Investigators from several European countries uncover a gang of fraudsters and arrest numerous suspects. They are said to have cheated tens of thousands of investors with bogus transactions in cryptocurrencies. The damage is estimated to be around 2.4 billion euros.
The Spanish police, in cooperation with the authorities in Germany and other European countries, have arrested a gang that is said to have stolen an estimated 2.4 billion euros from fraudulent trading in cryptocurrencies. According to the Spanish police unit Guardia Civil, more than 17,000 investors have been tricked in Spain alone. The total number of victims could go into the hundreds of thousands.

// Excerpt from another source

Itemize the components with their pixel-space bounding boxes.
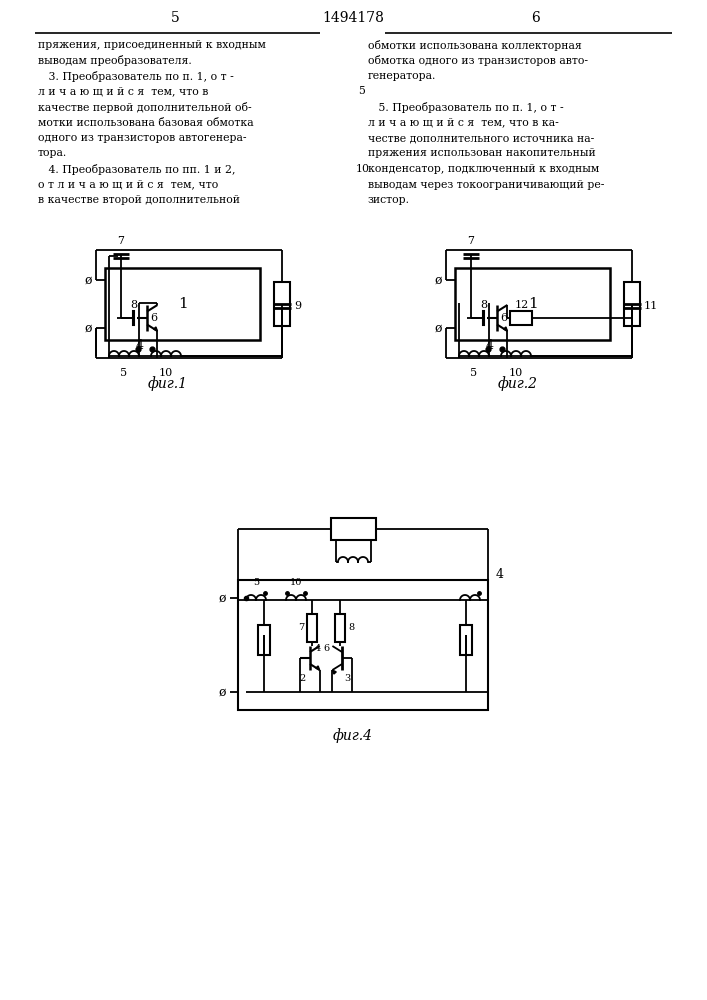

Spanish officials, in cooperation with the country’s authorities, arrested the two suspected gang leaders in Albania on November 8 and 9. Investigations are underway against 16 other suspects, it said. The Guardia Civil (civil guard) said it worked with the Catalan police Mossos D’Esquadra and with the authorities of several other countries – including Albania and Germany, Sweden, Finland, Latvia, Ukraine and Georgia. In the Ukrainian capital of Kyiv, for example, a call center involved with around 800 employees was closed.
The investigations began in 2018 after an elderly woman in the Spanish region of Catalonia reported that she had been cheated out of €800,000. Potential victims were called from call centers in Albania and other countries. The callers “pretended to be well versed in the financial world. They manipulated their victims with persuasion techniques and promised high profits,” it said. Many would have trusted the gang and transferred ever larger sums, especially for alleged transactions with cryptocurrencies. The criminals often succeeded in installing remote access software on the victims’ computers.
“We estimate that the gang earned around 400 euros per minute,” it said. But now it has been broken. “They thought they could work with impunity, but now they got a nasty surprise,” said a spokesman for the Guardia Civil. Many of the gang’s employees apparently knew nothing of the criminal background. They should not be held accountable by the authorities of the respective country, a police spokesman said on request. How many victims there may have been in Germany and other countries was not initially reported.